The Taliban have threatened to resume hostilities against foreign troops in Afghanistan if they did not meet the May 1 deadline to withdraw.
If the May 1 deadline was not met, the Taliban would be “compelled to … continue its Jihad and armed struggle against foreign forces to liberate its country”, the group said in a statement on Friday.
The armed group’s threat followed comments by US President Joe Biden, who on Thursday said it would be hard to withdraw the last US troops by the deadline, which was agreed with Washington last year.
“It’s not my intention to stay there for a long time,” Biden said, “We will leave.
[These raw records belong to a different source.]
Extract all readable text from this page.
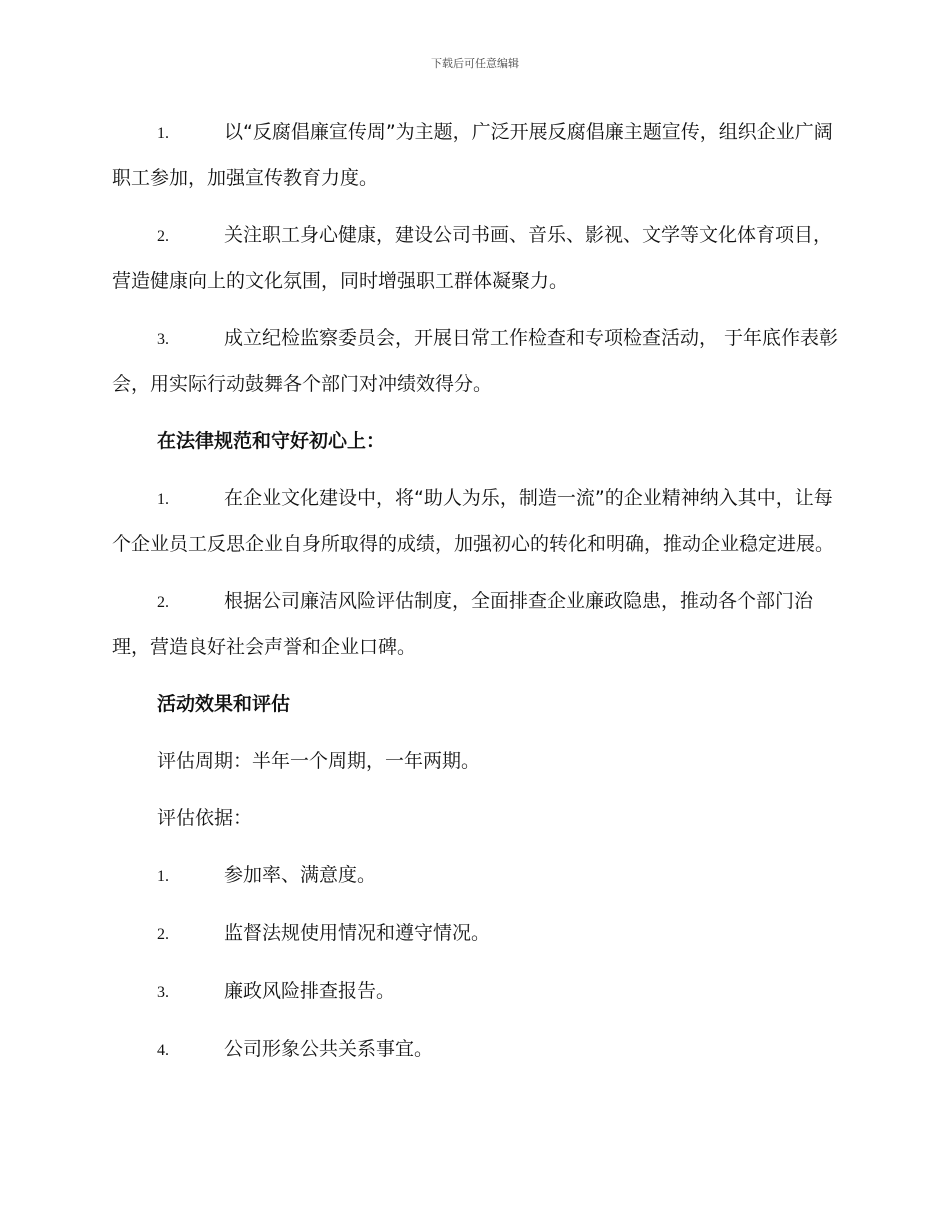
下载后可任意编辑
1.	以“反腐倡廉宣传周”为主题，广泛开展反腐倡廉主题宣传，组织企业广阔职工参加，加强宣传教育力度。
2.	关注职工身心健康，建设公司书画、音乐、影视、文学等文化体育项目，营造健康向上的文化氛围，同时增强职工群体凝聚力。
3.	成立纪检监察委员会，开展日常工作检查和专项检查活动， 于年底作表彰会，用实际行动鼓舞各个部门对冲绩效得分。
在法律规范和守好初心上：
1.	在企业文化建设中，将“助人为乐，制造一流”的企业精神纳入其中，让每个企业员工反思企业自身所取得的成绩，加强初心的转化和明确，推动企业稳定进展。
2.	根据公司廉洁风险评估制度，全面排查企业廉政隐患，推动各个部门治理，营造良好社会声誉和企业口碑。
活动效果和评估
评估周期：半年一个周期，一年两期。
评估依据：
1.	参加率、满意度。
2.	监督法规使用情况和遵守情况。
3.	廉政风险排查报告。
4.	公司形象公共关系事宜。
The question is when we leave.” When asked if US troops will still be in Afghanistan next year, he said, ”I can’t picture that being the case.”
The Taliban said it was committed to the agreement, which it termed the “most sensible and shortest path” to end the conflict.
Responsibility for its prolongation “will be on the shoulders of those who committed this violation,” the statement said.
Under the February 2020 deal negotiated by Biden’s predecessor Donald Trump’s administration, the US promised to withdraw all 2,500 US troops left in Afghanistan.
In return, the Taliban pledged to renounce violence, prevent groups such as al-Qaeda from using Afghanistan as a base from which to attack US and allied targets and enter into intra-Afghan peace talks.